In Eastern culture, some people don’t tell a family member that they’re dying.The culture believes that there is a mental burden in knowing that death is near and will fill you with a heavy heart in your last days. My character really grapples with this lie, but she is told the reasoning behind it, which is it’s our job to carry this burden.
You connected personally with this film.
I was raised by my grandmother after my mother passed away when I was four. I knew about the bond between grandmother and granddaughter. Grandmothers give you love that you will never get in the same way in your life.
The film hit a cultural nerve.
It was about how a westernized young woman would feel going back to China. You want to feel a sense of place there. You have to prove to your family that you haven’t been too westernized and still understand the culture and the customs.
How difficult was it for you to cry on screen?
I didn’t think I’d be able to cry on screen or harness those big emotions, but with this movie I cried when we were even blocking a scene. It was so raw for me. So real. I discovered a whole other side to myself.
When did you know that you were funny?
Everyone was so sad about my mother, and the adults cried to me. The only thing I could think to do was try to make them laugh. If I could make one person laugh, then I was having a good day. And I did crazy stuff in school to make people laugh because it just felt so good to hear that laughter.
At 15, you started using Awkwafina as your stage name.
Awkwafina isn’t the introvert. She just doesn’t care. She never gives up. Nora can be neurotic and an over thinker. Awkwafina was free. Awkwafina became my shield because she is full of confidence.
Did you realize the importance of a film like “Crazy Rich Asians” when you were making it?
We knew we were doing something bigger than our- selves.
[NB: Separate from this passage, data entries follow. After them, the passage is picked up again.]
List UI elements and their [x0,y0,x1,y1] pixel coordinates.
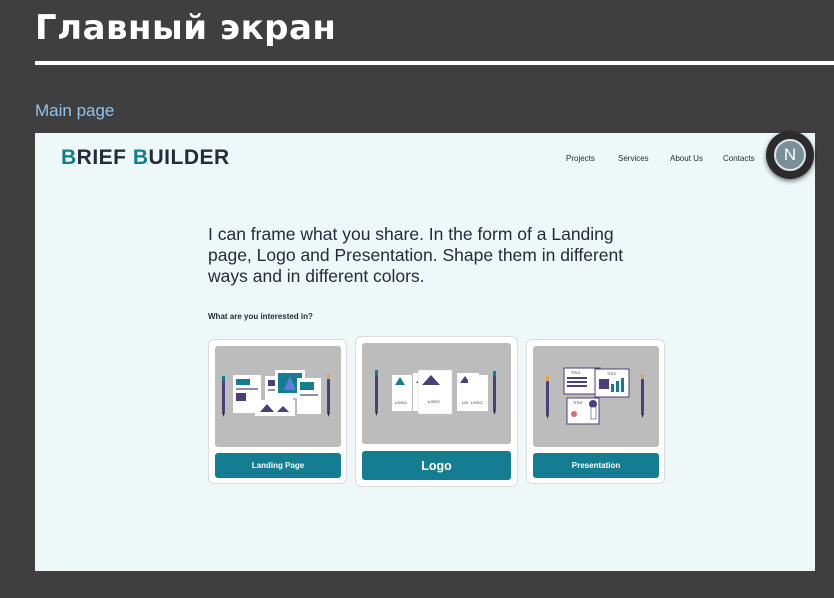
presentation-illustration: TITLE TITLE TITLE [533,346,659,447]
user-avatar-badge[interactable]: N [766,131,814,179]
frame-label[interactable]: Main page [35,101,114,121]
card-landing-page[interactable]: Landing Page [208,339,347,484]
landing-page-illustration [215,346,341,447]
interest-question: What are you interested in? [208,312,313,321]
hero-text: I can frame what you share. In the form … [208,224,624,286]
logo-graphic: LOGO LOGO LOGO LOGO [375,369,496,416]
logo-illustration: LOGO LOGO LOGO LOGO [362,343,511,444]
presentation-graphic: TITLE TITLE TITLE [546,367,644,425]
logo-tag-4: LOGO [471,400,483,405]
presentation-tag-1: TITLE [571,371,581,375]
logo-tag-1: LOGO [395,400,407,405]
nav-contacts[interactable]: Contacts [723,154,755,163]
logo-button[interactable]: Logo [362,451,511,480]
title-divider [35,61,834,65]
presentation-tag-3: TITLE [573,401,583,405]
main-page-frame: BRIEF BUILDER Projects Services About Us… [35,133,815,571]
nav-services[interactable]: Services [618,154,649,163]
top-nav: Projects Services About Us Contacts [35,154,815,166]
landing-page-graphic [222,370,330,417]
card-presentation[interactable]: TITLE TITLE TITLE Presentation [526,339,665,484]
nav-projects[interactable]: Projects [566,154,595,163]
logo-tag-2: LOGO [428,399,440,404]
nav-about-us[interactable]: About Us [670,154,703,163]
presentation-button[interactable]: Presentation [533,453,659,478]
card-logo[interactable]: LOGO LOGO LOGO LOGO Logo [355,336,518,487]
avatar[interactable]: N [774,139,806,171]
presentation-tag-2: TITLE [607,372,617,376]
landing-page-button[interactable]: Landing Page [215,453,341,478]
slide-title: Главный экран [35,8,337,48]
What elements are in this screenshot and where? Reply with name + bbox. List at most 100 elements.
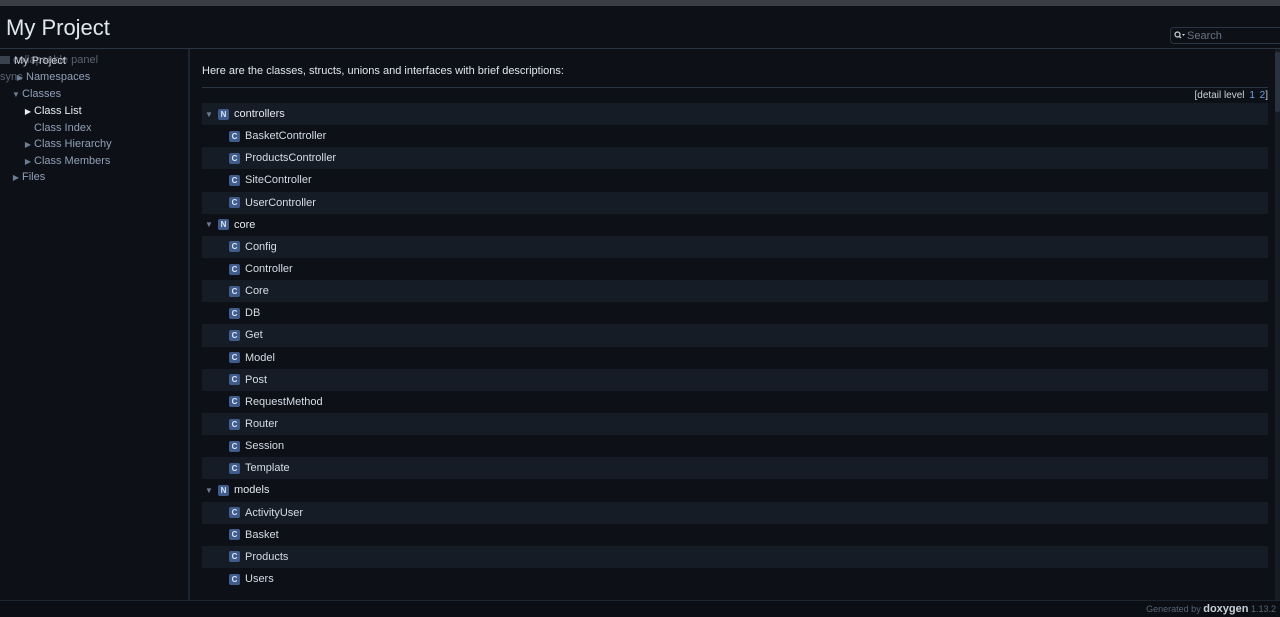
- namespace-row: ▼ Nmodels: [202, 479, 1268, 502]
- collapse-arrow-icon[interactable]: ▼: [202, 110, 216, 119]
- class-row: C Post: [202, 368, 1268, 391]
- class-badge-icon: C: [229, 329, 240, 341]
- class-badge-icon: C: [229, 440, 240, 452]
- class-link[interactable]: Products: [245, 551, 288, 563]
- sidebar-item-class-hierarchy[interactable]: ▶ Class Hierarchy: [22, 137, 112, 151]
- class-link[interactable]: SiteController: [245, 174, 312, 186]
- sidebar-item-label: Class List: [34, 105, 82, 117]
- detail-level-selector: [detail level 1 2]: [1195, 90, 1269, 101]
- doxygen-logo[interactable]: doxygen: [1203, 603, 1248, 615]
- collapse-arrow-icon[interactable]: ▼: [202, 220, 216, 229]
- class-badge-icon: C: [229, 396, 240, 408]
- class-badge-icon: C: [229, 462, 240, 474]
- sidebar-item-label: Class Hierarchy: [34, 138, 112, 150]
- class-row: C Get: [202, 324, 1268, 347]
- class-badge-icon: C: [229, 352, 240, 364]
- namespace-row: ▼ Ncore: [202, 213, 1268, 236]
- project-title: My Project: [6, 15, 110, 40]
- expand-arrow-icon[interactable]: ▶: [22, 107, 34, 116]
- version-text: 1.13.2: [1250, 604, 1276, 614]
- sidebar-item-label: My Project: [14, 55, 66, 67]
- class-link[interactable]: DB: [245, 307, 260, 319]
- detail-level-close: ]: [1265, 90, 1268, 101]
- divider: [202, 87, 1268, 88]
- class-row: C Template: [202, 457, 1268, 480]
- class-link[interactable]: Session: [245, 440, 284, 452]
- sidebar-item-my-project[interactable]: My Project: [2, 54, 66, 68]
- search-icon[interactable]: [1171, 28, 1187, 43]
- class-row: C Router: [202, 412, 1268, 436]
- class-badge-icon: C: [229, 197, 240, 209]
- search-input[interactable]: [1187, 29, 1277, 42]
- sidebar-item-label: Files: [22, 171, 46, 183]
- collapse-arrow-icon[interactable]: ▼: [202, 486, 216, 495]
- scrollbar-thumb[interactable]: [1275, 52, 1280, 112]
- class-badge-icon: C: [229, 529, 240, 541]
- namespace-badge-icon: N: [218, 108, 229, 120]
- namespace-badge-icon: N: [218, 219, 229, 231]
- class-badge-icon: C: [229, 263, 240, 275]
- footer: Generated by doxygen 1.13.2: [0, 600, 1280, 617]
- class-badge-icon: C: [229, 241, 240, 253]
- class-link[interactable]: Core: [245, 285, 269, 297]
- class-link[interactable]: Controller: [245, 263, 293, 275]
- class-badge-icon: C: [229, 551, 240, 563]
- detail-level-1-link[interactable]: 1: [1249, 90, 1255, 101]
- class-row: C RequestMethod: [202, 390, 1268, 413]
- class-link[interactable]: Users: [245, 573, 274, 585]
- footer-credit: Generated by doxygen 1.13.2: [1146, 603, 1276, 615]
- sidebar-item-classes[interactable]: ▼ Classes: [10, 87, 61, 101]
- scrollbar-track[interactable]: [1275, 49, 1280, 600]
- sidebar-item-label: Class Index: [34, 122, 92, 134]
- expand-arrow-icon[interactable]: ▶: [10, 173, 22, 182]
- sidebar-item-class-members[interactable]: ▶ Class Members: [22, 154, 110, 168]
- expand-arrow-icon[interactable]: ▶: [22, 157, 34, 166]
- sidebar-item-class-index[interactable]: Class Index: [22, 121, 91, 135]
- header: My Project: [0, 6, 1280, 49]
- search-box[interactable]: [1170, 27, 1280, 44]
- sidebar-item-namespaces[interactable]: ▶ Namespaces: [14, 70, 90, 84]
- sidebar-item-class-list[interactable]: ▶ Class List: [22, 104, 82, 118]
- class-badge-icon: C: [229, 573, 240, 585]
- namespace-link[interactable]: models: [234, 484, 269, 496]
- class-badge-icon: C: [229, 507, 240, 519]
- sidebar-item-label: Class Members: [34, 155, 111, 167]
- class-row: C Core: [202, 280, 1268, 303]
- page-description: Here are the classes, structs, unions an…: [202, 65, 564, 77]
- namespace-row: ▼ Ncontrollers: [202, 103, 1268, 126]
- class-row: C ProductsController: [202, 147, 1268, 170]
- class-row: C Config: [202, 235, 1268, 258]
- class-badge-icon: C: [229, 374, 240, 386]
- class-link[interactable]: Post: [245, 374, 267, 386]
- namespace-badge-icon: N: [218, 484, 229, 496]
- class-row: C Products: [202, 545, 1268, 568]
- class-link[interactable]: Template: [245, 462, 290, 474]
- class-badge-icon: C: [229, 418, 240, 430]
- class-list-table: ▼ Ncontrollers C BasketController C ProductsC…: [202, 103, 1268, 591]
- sidebar-item-files[interactable]: ▶ Files: [10, 170, 45, 184]
- class-row: C Model: [202, 346, 1268, 369]
- class-link[interactable]: Basket: [245, 529, 279, 541]
- class-link[interactable]: RequestMethod: [245, 396, 323, 408]
- nav-tree-panel: collapsable panel sync My Project ▶ Name…: [0, 49, 188, 600]
- namespace-link[interactable]: controllers: [234, 108, 285, 120]
- class-link[interactable]: Config: [245, 241, 277, 253]
- class-badge-icon: C: [229, 174, 240, 186]
- class-link[interactable]: ProductsController: [245, 152, 336, 164]
- class-link[interactable]: Model: [245, 352, 275, 364]
- class-badge-icon: C: [229, 152, 240, 164]
- class-row: C Basket: [202, 523, 1268, 546]
- class-link[interactable]: Get: [245, 329, 263, 341]
- namespace-link[interactable]: core: [234, 219, 255, 231]
- collapse-arrow-icon[interactable]: ▼: [10, 90, 22, 99]
- class-row: C Controller: [202, 257, 1268, 281]
- expand-arrow-icon[interactable]: ▶: [22, 140, 34, 149]
- class-link[interactable]: ActivityUser: [245, 507, 303, 519]
- detail-level-label: [detail level: [1194, 90, 1245, 101]
- class-link[interactable]: Router: [245, 418, 278, 430]
- class-link[interactable]: UserController: [245, 197, 316, 209]
- class-badge-icon: C: [229, 307, 240, 319]
- class-link[interactable]: BasketController: [245, 130, 326, 142]
- class-row: C ActivityUser: [202, 501, 1268, 524]
- expand-arrow-icon[interactable]: ▶: [14, 73, 26, 82]
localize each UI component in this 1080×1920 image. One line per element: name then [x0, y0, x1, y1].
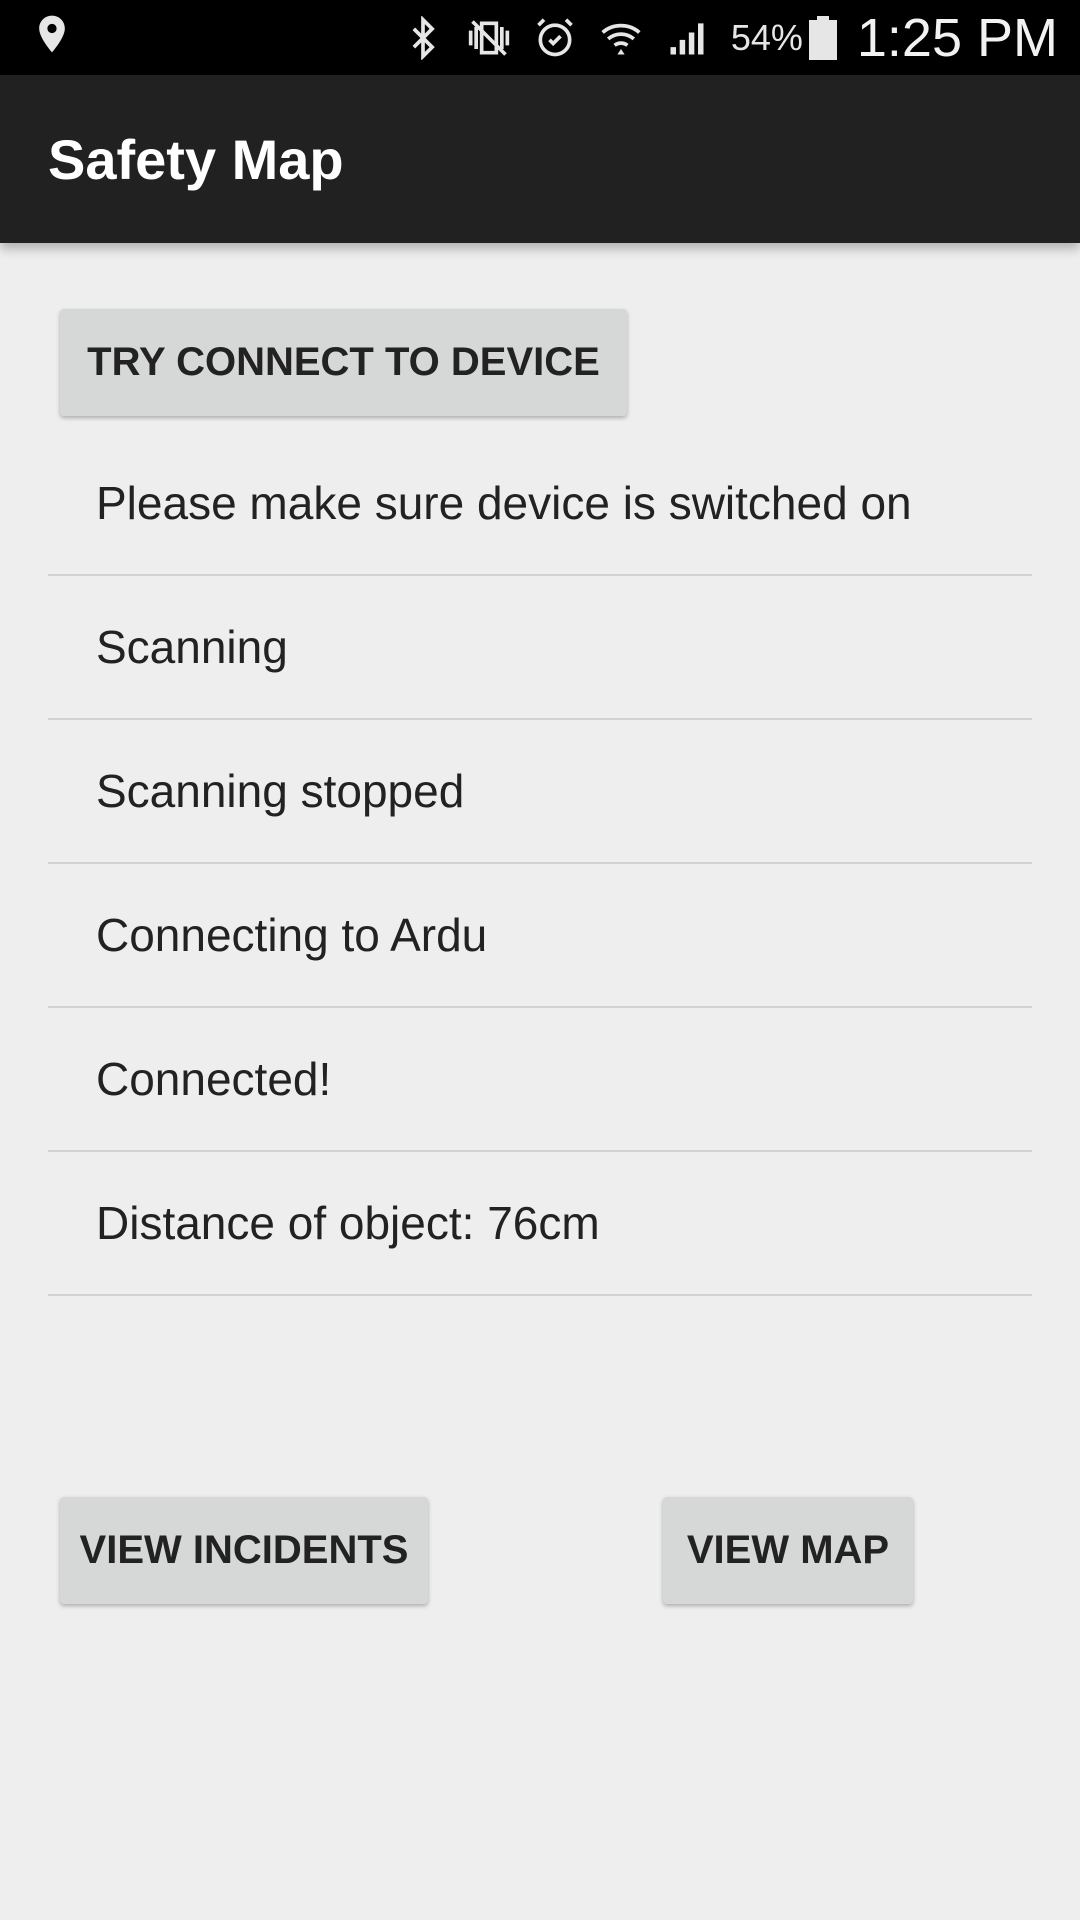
list-item: Connecting to Ardu — [48, 864, 1032, 1008]
location-pin-icon — [30, 12, 74, 56]
list-item: Scanning stopped — [48, 720, 1032, 864]
battery-percent: 54% — [730, 16, 803, 58]
try-connect-button[interactable]: TRY CONNECT TO DEVICE — [60, 309, 627, 416]
app-bar: Safety Map — [0, 75, 1080, 243]
clock: 1:25 PM — [856, 7, 1058, 68]
app-title: Safety Map — [48, 128, 344, 191]
log-list: Please make sure device is switched on S… — [48, 432, 1032, 1296]
view-map-button[interactable]: VIEW MAP — [663, 1497, 913, 1604]
bluetooth-icon — [401, 15, 445, 60]
vibrate-mute-icon — [467, 16, 511, 60]
list-item: Connected! — [48, 1008, 1032, 1152]
view-incidents-button[interactable]: VIEW INCIDENTS — [60, 1497, 428, 1604]
wifi-icon — [599, 16, 643, 60]
status-bar-right: 54% 1:25 PM — [401, 0, 1058, 75]
status-bar: 54% 1:25 PM — [0, 0, 1080, 75]
alarm-icon — [533, 16, 577, 60]
list-item: Distance of object: 76cm — [48, 1152, 1032, 1296]
list-item: Please make sure device is switched on — [48, 432, 1032, 576]
signal-icon — [665, 16, 709, 60]
list-item: Scanning — [48, 576, 1032, 720]
battery-icon — [808, 15, 837, 60]
status-bar-left — [30, 12, 96, 63]
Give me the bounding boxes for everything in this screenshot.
We wanted to show that people would come to the theater to see our stories.
What has been the impact?
Hollywood wants characters now who just happen to be Asian. It’s about telling a story so everyone can relate. … I’m in the industry at a time where voices like mine are being heard. Hollywood is going through some good shifts. At the same time, I really do respect how hard it must have been for many Asian actors who came before me.